Como o SUS do DF está respondendo
A atenção às doenças crônicas no DF é organizada principalmente pela atenção primária à saúde — as Unidades Básicas de Saúde distribuídas por todas as regiões administrativas. É nas UBSs que a maioria dos pacientes com hipertensão e diabetes deve ser acompanhada, com consultas regulares, monitoramento de pressão e glicemia, acesso a medicamentos e orientação sobre estilo de vida.
O programa Hiperdia, que integra o acompanhamento de pacientes hipertensos e diabéticos na atenção básica, é a espinha dorsal dessa estratégia. Por meio do programa, os pacientes cadastrados recebem medicamentos gratuitamente, têm suas consultas agendadas com regularidade e são monitorados quanto à evolução das suas condições.
A Farmácia de Minas — programa de distribuição gratuita de medicamentos para doenças crônicas — e o componente especializado da assistência farmacêutica garantem o acesso a uma ampla gama de medicamentos anti-hipertensivos e antidiabéticos sem custo para o paciente do SUS. Esse é um dos pilares mais importantes do controle das doenças crônicas: de nada adianta o diagnóstico se o paciente não tem acesso ao tratamento.
O desafio do diagnóstico tardio
Um dos maiores obstáculos no enfrentamento da hipertensão e do diabetes é o diagnóstico tardio. Como ambas as condições frequentemente não causam sintomas nas fases iniciais, muitas pessoas convivem anos com pressão alta ou glicemia elevada sem saber — e só descobrem o problema quando uma complicação grave já se instalou.
Por isso, a triagem regular é fundamental. Medir a pressão arterial e verificar os níveis de glicose no sangue são exames simples, rápidos e gratuitos nas UBSs do DF. A recomendação dos especialistas é que adultos acima dos 40 anos realizem esses exames pelo menos uma vez por ano — e que pessoas com fatores de risco como obesidade, sedentarismo, histórico familiar ou alimentação inadequada o façam ainda mais cedo e com maior frequência.

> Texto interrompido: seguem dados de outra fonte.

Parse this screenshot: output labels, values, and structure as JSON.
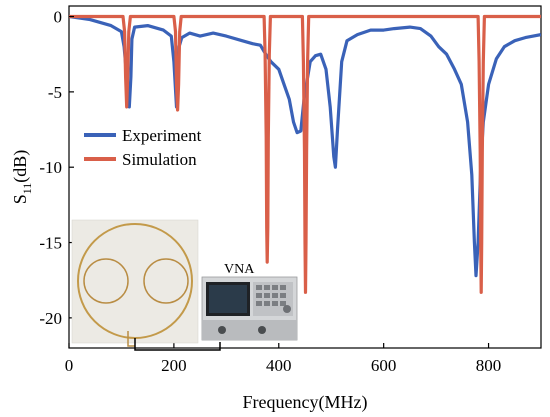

A Secretaria de Saúde do DF realiza periodicamente campanhas de rastreamento em espaços públicos — shoppings, feiras, eventos comunitários — oferecendo medição gratuita de pressão e glicemia à população. Essas ações têm papel importante na identificação de casos não diagnosticados e no encaminhamento para a rede de atenção básica.
Prevenção: o melhor remédio
Tanto a hipertensão quanto o diabetes tipo 2 têm fatores de risco modificáveis — ou seja, que podem ser alterados por mudanças no estilo de vida. Alimentação equilibrada, com redução do consumo de sal, açúcar, gorduras saturadas e alimentos ultraprocessados. Prática regular de atividade física, com pelo menos 150 minutos de exercício moderado por semana. Manutenção do peso saudável. Controle do estresse. Abandono do tabagismo. Redução do consumo de álcool.
Essas mudanças, que parecem simples no papel, são profundamente desafiadoras na prática — especialmente para populações que vivem em ambientes que não favorecem escolhas saudáveis. Bairros sem calçadas ou praças para caminhar, feiras com oferta limitada de frutas e verduras frescas, rotinas extenuantes que deixam pouco tempo e energia para o autocuidado.
Por isso, a prevenção das doenças crônicas não pode ser reduzida a um problema individual de escolhas pessoais. É também uma questão de políticas públicas urbanas, alimentares e trabalhistas que criem condições para que mais pessoas possam viver de forma mais saudável.
Viver bem com a doença
Para quem já tem hipertensão ou diabetes, a mensagem mais importante é: é possível viver bem com essas condições, desde que haja acompanhamento adequado, adesão ao tratamento e suporte do sistema de saúde.
O controle efetivo da pressão arterial e da glicemia reduz dramaticamente o risco de complicações graves. Pacientes bem acompanhados têm qualidade de vida preservada e expectativa de vida próxima à da população geral. O SUS tem as ferramentas para oferecer esse acompanhamento — e a população tem o direito de exigi-lo.
A epidemia silenciosa pode ser enfrentada. Mas exige atenção, informação e um sistema de saúde que chegue a todos — sem exceção.